The rc.d mess strikes back

Brooks Davis brooks at freebsd.org
Tue Mar 3 10:25:23 PST 2009


On Tue, Mar 03, 2009 at 07:33:39PM +0300, Mike Telahun Makonnen wrote:
> On Tue, Mar 3, 2009 at 4:15 AM, M. Warner Losh <imp at bsdimp.com> wrote:
> > In message: <20090302233215.GA53763 at duncan.reilly.home>
> > ? ? ? ? ? ?Andrew Reilly <andrew-freebsd at areilly.bpc-users.org> writes:
> > : On Mon, Mar 02, 2009 at 01:25:22PM -0700, M. Warner Losh wrote:
> > : > In message: <2fd864e0903020512i22b2c31fg487aaf37fed6398b at mail.gmail.com>
> > : > ? ? ? ? ? ? Astrodog <astrodog at gmail.com> writes:
> > : > : As unfortunate (and annoying) as that delay was, your system was in a
> > : > : "defined" state, at the end of rc.d. As things stand now, that doesn't
> > : > : appear to be the case anymore, and I think that may be a more
> > : > : significant issue than the delay.
> > : >
> > : > I'd be happy with synchronous dhcp.
> 
> Ok. I've been waiting to see if brooks@ was going to weigh in on this,
> but I'll go ahead and make the change now and see if there is any more
> fall-out.
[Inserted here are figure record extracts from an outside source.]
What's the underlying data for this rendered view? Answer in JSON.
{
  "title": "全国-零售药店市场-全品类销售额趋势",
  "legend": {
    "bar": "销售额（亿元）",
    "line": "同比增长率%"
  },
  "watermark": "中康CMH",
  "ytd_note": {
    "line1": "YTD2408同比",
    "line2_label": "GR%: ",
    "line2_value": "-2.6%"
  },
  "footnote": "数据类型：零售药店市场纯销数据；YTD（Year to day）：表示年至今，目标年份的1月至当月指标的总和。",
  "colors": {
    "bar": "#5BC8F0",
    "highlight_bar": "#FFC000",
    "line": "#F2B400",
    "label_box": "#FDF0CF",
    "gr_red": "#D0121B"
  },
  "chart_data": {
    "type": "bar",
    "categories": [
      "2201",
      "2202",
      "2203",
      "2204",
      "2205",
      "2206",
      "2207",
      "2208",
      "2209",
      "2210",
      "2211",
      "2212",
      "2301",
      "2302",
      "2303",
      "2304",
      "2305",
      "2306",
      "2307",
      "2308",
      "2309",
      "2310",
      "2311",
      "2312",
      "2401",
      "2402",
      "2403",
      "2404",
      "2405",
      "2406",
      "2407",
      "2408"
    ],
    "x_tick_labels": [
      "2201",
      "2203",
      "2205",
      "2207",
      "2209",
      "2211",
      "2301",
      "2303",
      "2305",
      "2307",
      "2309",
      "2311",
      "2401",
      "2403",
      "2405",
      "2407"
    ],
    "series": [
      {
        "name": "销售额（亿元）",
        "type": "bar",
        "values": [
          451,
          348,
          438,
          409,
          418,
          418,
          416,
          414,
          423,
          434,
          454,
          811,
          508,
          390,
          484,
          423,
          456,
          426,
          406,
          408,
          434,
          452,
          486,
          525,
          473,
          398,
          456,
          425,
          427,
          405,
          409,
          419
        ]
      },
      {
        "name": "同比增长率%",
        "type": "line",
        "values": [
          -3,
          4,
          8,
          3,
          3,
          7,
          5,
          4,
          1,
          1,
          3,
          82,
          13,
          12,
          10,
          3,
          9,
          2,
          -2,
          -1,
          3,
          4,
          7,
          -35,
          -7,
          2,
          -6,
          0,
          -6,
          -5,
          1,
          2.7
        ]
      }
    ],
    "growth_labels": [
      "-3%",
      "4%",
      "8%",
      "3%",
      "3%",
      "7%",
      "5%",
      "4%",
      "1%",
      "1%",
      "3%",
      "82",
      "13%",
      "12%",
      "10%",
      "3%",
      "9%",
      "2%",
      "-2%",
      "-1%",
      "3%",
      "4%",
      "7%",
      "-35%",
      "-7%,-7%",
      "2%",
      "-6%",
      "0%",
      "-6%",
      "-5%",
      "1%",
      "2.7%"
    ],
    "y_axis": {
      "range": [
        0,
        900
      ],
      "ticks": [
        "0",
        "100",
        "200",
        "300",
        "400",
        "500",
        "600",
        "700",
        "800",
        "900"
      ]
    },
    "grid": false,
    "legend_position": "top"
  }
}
Once that's done, network behaviour should be more or less
> the same as before my change, with the exception that any DHCP
> interfaces that aren't plugged in may delay the boot by more than
> 30sec.

I don't have much time to debug this, but I've not had problems with
services starting too early on the systems I've been running with async
dhcp.  If there is a problem with the wait process we need to actually
debug it.  If the wait for a route/running interface isn't sufficent we
should try to figure out what is.  Synchronous dhcp sucks and yeilds
justifed user complaints so it would be nice to kill it off.  I switched
the default because it worked for me and I hoped that people would help
find and fix edge cases.

BTW, the change to background by default still doesn't make sense to
me.  At best it shouldn't do anything useful in the async case and it
entierly defeats the sync case.

> [snip]
> >
> > : Needing synchronous DHCP as a work-around here is just the
> > : signifier of the problem: it isn't the over-all solution.
> >
> > It is a short-term work-around at best.
> 
> >From the problems that have been reported so far it seems to me the
> problem is with some drivers that repeatedly bring the network link up
> and down.  The *ideal* solution seems (to me) to be to fix these
> drivers.  Am I wrong?

This needs to be the solution in the end.